- Sri Lanka / Pakistan
- Dates: 16 – 30 April 1997
- Captains: Arjuna Ranatunga / Ramiz Raja

Test series
- Result: 2-match series drawn 0–0
- Most runs: Aravinda de Silva (432) / Saleem Malik (237)
- Most wickets: Chaminda Vaas (7) / Saqlain Mushtaq (14)
- Player of the series: Aravinda de Silva (SL)

= Pakistani cricket team in Sri Lanka in 1996–97 =

International cricket tour

The Pakistan national cricket team toured Sri Lanka from 16 to 30 April 1997. The tour included two Tests between Sri Lanka and Pakistan. Pakistan also played a first-class against Sri Lanka Board XI. The Test series ended in a draw with both matches drawn.

==Squads==

| Sri Lanka | Pakistan |
|---|---|
| Arjuna Ranatunga (c); Sanath Jayasuriya; Russel Arnold; Marvan Atapattu; Aravinda de Silva; Hashan Tillakaratne; Romesh Kaluwitharana (wk); Kumar Dharmasena; Chaminda Vaas; Nuwan Zoysa; Muttiah Muralitharan; Ruwan Kalpage; Sajeewa de Silva; Jayantha Silva; | Wasim Akram (c); Ramiz Raja (c); Saleem Elahi; Inzamam-ul-Haq; Ijaz Ahmed; Saleem Malik; Asif Mujtaba; Moin Khan (wk); Waqar Younis; Mohammad Zahid; Saqlain Mushtaq; Shahid Nazir; Mushtaq Ahmed; |

Pakistan's Waqar Younis was ruled out of the Test series due to a fractured toe on day two of the tour match against Sri Lanka Board XI. The captain of his side and fellow paceman Wasim Akram also returned home owing to a shoulder injury.

== Tour match ==
=== Two-day match: Sri Lanka Board XI vs Pakistan ===

The Marvan Atapattu-led Sri Lanka Board XI won the toss and elected to bat first.

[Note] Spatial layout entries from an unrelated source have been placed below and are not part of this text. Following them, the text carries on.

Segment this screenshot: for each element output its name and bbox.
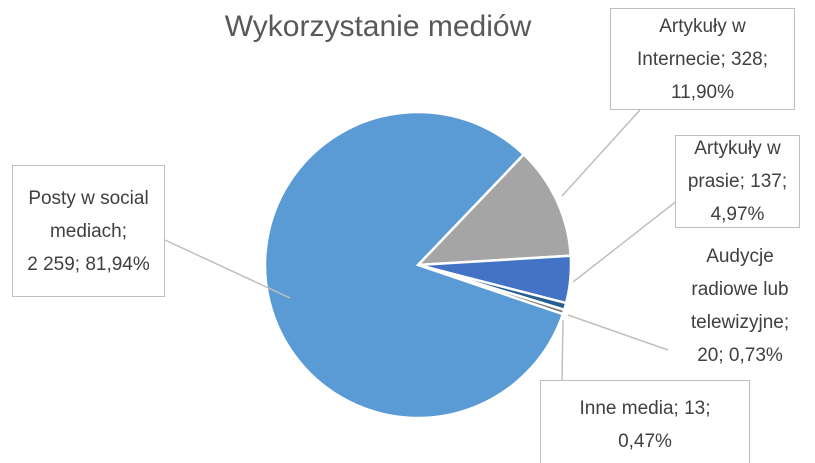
separator: ;: [718, 345, 724, 366]
value-label: 20: [697, 345, 719, 366]
data-label: Artykuły w Internecie; 328; 11,90%: [610, 8, 795, 110]
leader-line: [572, 199, 679, 283]
category-name: Inne media: [579, 398, 674, 419]
percent-label: 0,47%: [618, 431, 672, 452]
leader-line: [567, 314, 669, 351]
value-label: 13: [684, 398, 706, 419]
label-text: Posty w social mediach; 2 259; 81,94%: [24, 182, 154, 281]
percent-label: 11,90%: [670, 81, 735, 103]
separator: ;: [762, 48, 768, 70]
category-name: Posty w social mediach: [28, 187, 149, 242]
separator: ;: [783, 312, 790, 333]
data-label: Posty w social mediach; 2 259; 81,94%: [12, 165, 165, 297]
value-label: 137: [750, 171, 782, 192]
label-text: Inne media; 13; 0,47%: [550, 392, 740, 458]
leader-line: [561, 109, 641, 197]
separator: ;: [781, 171, 788, 192]
data-label: Artykuły w prasie; 137; 4,97%: [675, 135, 800, 228]
separator: ;: [74, 253, 81, 275]
category-name: Artykuły w Internecie: [637, 15, 746, 70]
label-text: Audycje radiowe lub telewizyjne; 20; 0,7…: [680, 240, 800, 372]
separator: ;: [121, 220, 128, 242]
value-label: 328: [731, 48, 763, 70]
leader-line: [561, 319, 564, 381]
percent-label: 0,73%: [728, 345, 783, 366]
pie-slice: [414, 152, 573, 267]
percent-label: 4,97%: [710, 204, 765, 225]
chart-title: Wykorzystanie mediów: [224, 10, 532, 43]
label-text: Artykuły w Internecie; 328; 11,90%: [620, 10, 785, 109]
separator: ;: [739, 171, 745, 192]
category-name: Audycje radiowe lub telewizyjne: [690, 246, 789, 333]
separator: ;: [720, 48, 726, 70]
data-label: Audycje radiowe lub telewizyjne; 20; 0,7…: [670, 245, 810, 367]
separator: ;: [673, 398, 679, 419]
category-name: Artykuły w prasie: [687, 138, 781, 192]
value-label: 2 259: [27, 253, 75, 275]
separator: ;: [705, 398, 711, 419]
percent-label: 81,94%: [85, 253, 150, 275]
pie-slice: [263, 110, 565, 420]
label-text: Artykuły w prasie; 137; 4,97%: [685, 132, 790, 231]
data-label: Inne media; 13; 0,47%: [540, 380, 750, 463]
leader-line: [164, 239, 291, 299]
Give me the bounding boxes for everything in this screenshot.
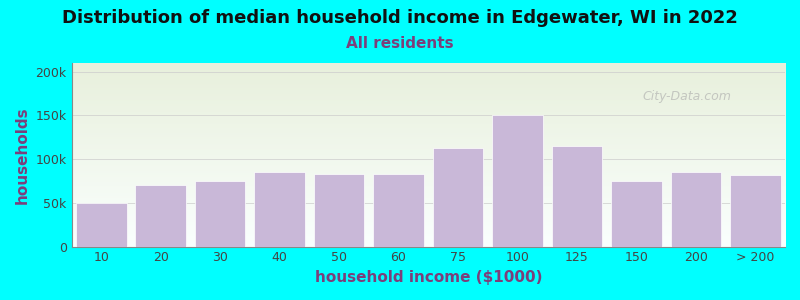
Bar — [611, 181, 662, 247]
Bar — [552, 146, 602, 247]
Bar — [314, 174, 364, 247]
Bar — [254, 172, 305, 247]
Bar — [135, 185, 186, 247]
Bar — [76, 203, 126, 247]
Text: All residents: All residents — [346, 36, 454, 51]
Bar — [433, 148, 483, 247]
Text: Distribution of median household income in Edgewater, WI in 2022: Distribution of median household income … — [62, 9, 738, 27]
Bar — [374, 174, 424, 247]
Y-axis label: households: households — [15, 106, 30, 204]
Bar — [195, 181, 246, 247]
Bar — [492, 116, 542, 247]
Text: City-Data.com: City-Data.com — [642, 89, 731, 103]
Bar — [670, 172, 721, 247]
Bar — [730, 175, 781, 247]
X-axis label: household income ($1000): household income ($1000) — [314, 270, 542, 285]
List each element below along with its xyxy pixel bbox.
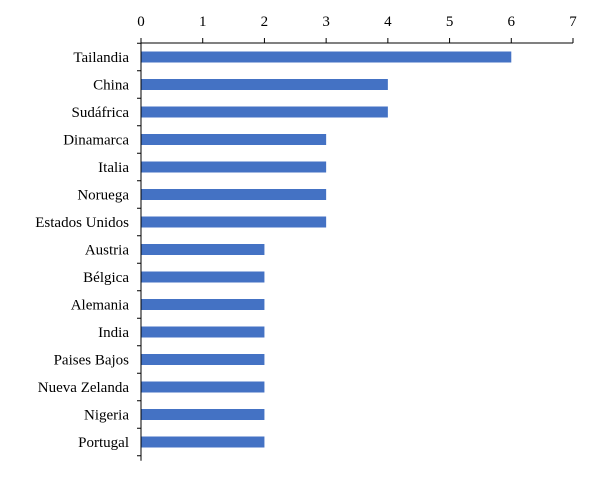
category-label: Dinamarca xyxy=(63,133,129,149)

Opening batsman Russel Arnold of the Nondescripts Cricket Club top-scored for his side making 140 in 381 minutes striking 20 fours through his innings. He shared a 104-run stand with Sanjeeva Ranatunga (52) for the second wicket, before both were dismissed by Mohammad Zahid. Chasing 301 in their first innings, Pakistan lost their captain Rameez Raja cheaply towards the end of play on day one. Saleem Elahi and Saleem Malik then went on to score centuries on day two, making 106 in 272 minutes and 100 in 184 minutes respectively. For the Board XI, Arnold also shone with the ball claiming three wickets for 7 runs helping reduce the opposition from 242/3 to 281/8 at the end of play.